Departmental Stock Rankings Based on Pages per Faculty Member
Rank School Pages/Faculty # of Faculty Total Page Rank
---- ------ ------------- ------------ ---------------
1 MIT 71.5 36 1
2 Princeton 52 43 3
3 Penn 46.3 46 4
4 Yale 44 48 5
5 Northwestern 42.1 40 7
6 Carnegie-Mellon 41.3 34 9
7 Minnesota 41.3 29 13
8 Caltech 41 12 56
9 Chicago 39.9 30 15
10 Rochester 39.9 30 16
11 Brown 39.3 24 24
12 Harvard 38.3 64 2
In 1995, the National Research Council of the National Academy of Sciences published a report titled "Research-Doctorate Programs in the United States: Continuity and Change Based on Information from 1993." They ranked a variety of Ph.D. programs in two basic ways. They conducted surveys and counted citations.

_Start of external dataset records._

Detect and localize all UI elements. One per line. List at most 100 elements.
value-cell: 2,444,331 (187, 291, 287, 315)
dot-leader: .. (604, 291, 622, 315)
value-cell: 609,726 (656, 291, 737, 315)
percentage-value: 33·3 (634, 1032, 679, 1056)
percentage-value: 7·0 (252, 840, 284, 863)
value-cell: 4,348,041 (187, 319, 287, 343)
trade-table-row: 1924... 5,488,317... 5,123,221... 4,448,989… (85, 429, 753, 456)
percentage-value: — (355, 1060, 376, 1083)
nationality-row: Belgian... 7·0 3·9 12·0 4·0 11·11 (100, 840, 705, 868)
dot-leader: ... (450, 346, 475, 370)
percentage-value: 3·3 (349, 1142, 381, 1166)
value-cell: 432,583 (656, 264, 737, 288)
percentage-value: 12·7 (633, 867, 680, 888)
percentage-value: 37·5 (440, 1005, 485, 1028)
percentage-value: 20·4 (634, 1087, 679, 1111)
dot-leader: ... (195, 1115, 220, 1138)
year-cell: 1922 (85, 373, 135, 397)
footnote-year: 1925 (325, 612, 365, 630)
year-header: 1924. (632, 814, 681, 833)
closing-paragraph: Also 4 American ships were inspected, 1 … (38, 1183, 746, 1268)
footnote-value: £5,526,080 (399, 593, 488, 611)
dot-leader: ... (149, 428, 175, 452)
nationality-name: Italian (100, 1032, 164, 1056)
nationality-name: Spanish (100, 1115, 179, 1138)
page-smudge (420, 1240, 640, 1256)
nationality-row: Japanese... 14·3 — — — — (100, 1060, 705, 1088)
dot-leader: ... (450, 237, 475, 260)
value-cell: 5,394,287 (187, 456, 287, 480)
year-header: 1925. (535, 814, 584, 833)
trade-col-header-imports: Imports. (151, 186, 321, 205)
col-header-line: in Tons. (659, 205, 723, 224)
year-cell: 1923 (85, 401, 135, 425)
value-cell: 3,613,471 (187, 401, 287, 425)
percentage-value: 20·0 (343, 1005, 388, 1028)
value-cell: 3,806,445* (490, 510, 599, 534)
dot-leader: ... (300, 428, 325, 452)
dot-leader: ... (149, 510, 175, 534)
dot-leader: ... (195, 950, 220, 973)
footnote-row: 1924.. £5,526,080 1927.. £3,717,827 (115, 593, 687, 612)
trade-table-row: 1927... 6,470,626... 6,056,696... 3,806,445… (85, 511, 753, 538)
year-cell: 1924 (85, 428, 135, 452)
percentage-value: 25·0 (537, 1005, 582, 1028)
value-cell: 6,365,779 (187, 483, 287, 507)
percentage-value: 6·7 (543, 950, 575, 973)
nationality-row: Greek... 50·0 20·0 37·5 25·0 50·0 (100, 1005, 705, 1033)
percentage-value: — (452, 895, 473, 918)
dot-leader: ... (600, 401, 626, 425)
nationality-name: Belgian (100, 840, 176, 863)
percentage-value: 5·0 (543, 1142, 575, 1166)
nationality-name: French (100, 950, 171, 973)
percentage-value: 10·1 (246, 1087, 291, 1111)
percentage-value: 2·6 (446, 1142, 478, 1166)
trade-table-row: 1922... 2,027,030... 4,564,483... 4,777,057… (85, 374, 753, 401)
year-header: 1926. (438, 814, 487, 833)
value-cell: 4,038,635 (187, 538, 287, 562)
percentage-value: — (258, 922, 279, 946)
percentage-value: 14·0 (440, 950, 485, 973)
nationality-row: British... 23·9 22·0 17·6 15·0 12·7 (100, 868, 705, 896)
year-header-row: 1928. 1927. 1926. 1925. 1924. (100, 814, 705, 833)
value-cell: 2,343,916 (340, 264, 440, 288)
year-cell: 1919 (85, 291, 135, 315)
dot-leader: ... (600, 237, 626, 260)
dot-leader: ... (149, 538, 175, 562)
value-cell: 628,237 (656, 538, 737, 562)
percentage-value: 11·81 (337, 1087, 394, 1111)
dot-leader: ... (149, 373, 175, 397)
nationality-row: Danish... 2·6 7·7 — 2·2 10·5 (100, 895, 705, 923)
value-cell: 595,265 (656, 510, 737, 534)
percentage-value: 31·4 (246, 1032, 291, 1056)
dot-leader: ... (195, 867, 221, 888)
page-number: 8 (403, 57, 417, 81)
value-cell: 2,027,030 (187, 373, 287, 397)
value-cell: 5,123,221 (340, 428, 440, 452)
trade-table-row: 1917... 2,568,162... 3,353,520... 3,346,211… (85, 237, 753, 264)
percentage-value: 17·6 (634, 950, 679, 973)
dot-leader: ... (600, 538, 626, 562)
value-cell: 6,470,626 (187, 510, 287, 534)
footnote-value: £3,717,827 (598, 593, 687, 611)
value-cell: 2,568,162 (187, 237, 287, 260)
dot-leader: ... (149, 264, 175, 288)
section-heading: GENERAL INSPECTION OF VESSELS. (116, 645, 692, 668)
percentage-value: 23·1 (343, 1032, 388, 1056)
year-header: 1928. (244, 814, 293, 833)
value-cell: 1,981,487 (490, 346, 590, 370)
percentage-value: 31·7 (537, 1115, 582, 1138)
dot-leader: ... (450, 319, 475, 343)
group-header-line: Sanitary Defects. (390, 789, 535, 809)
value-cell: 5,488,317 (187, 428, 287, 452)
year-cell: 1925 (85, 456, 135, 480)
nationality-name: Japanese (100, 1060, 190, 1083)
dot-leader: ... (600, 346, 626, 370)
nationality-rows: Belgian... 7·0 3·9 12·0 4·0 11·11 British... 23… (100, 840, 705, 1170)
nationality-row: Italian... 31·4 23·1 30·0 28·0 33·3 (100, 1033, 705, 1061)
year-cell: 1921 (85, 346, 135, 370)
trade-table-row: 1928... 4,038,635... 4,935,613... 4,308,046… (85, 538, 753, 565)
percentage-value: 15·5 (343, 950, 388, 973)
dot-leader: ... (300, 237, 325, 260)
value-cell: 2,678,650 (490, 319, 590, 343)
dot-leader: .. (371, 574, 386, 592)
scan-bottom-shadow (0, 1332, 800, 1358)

They report the results of two surveys. The first surveyed department heads at all schools, the second surveyed departments that were ranked in the top half by the first survey. They clearly included the entire social science faculty in the economics rankings, since they reported a faculty size of 23 in 1992.
The first survey ranked Caltech 19 in terms of faculty quality, and 13 in terms of effectiveness of the Ph.D. program. On the second survey of top ranked departments, the rankings rose to 17 for the faculty and 6 for the effectiveness of the Ph.D. program.
In terms of citations we ranked 31, but in citations per capita (even using the inflated faculty size), we ranked 28.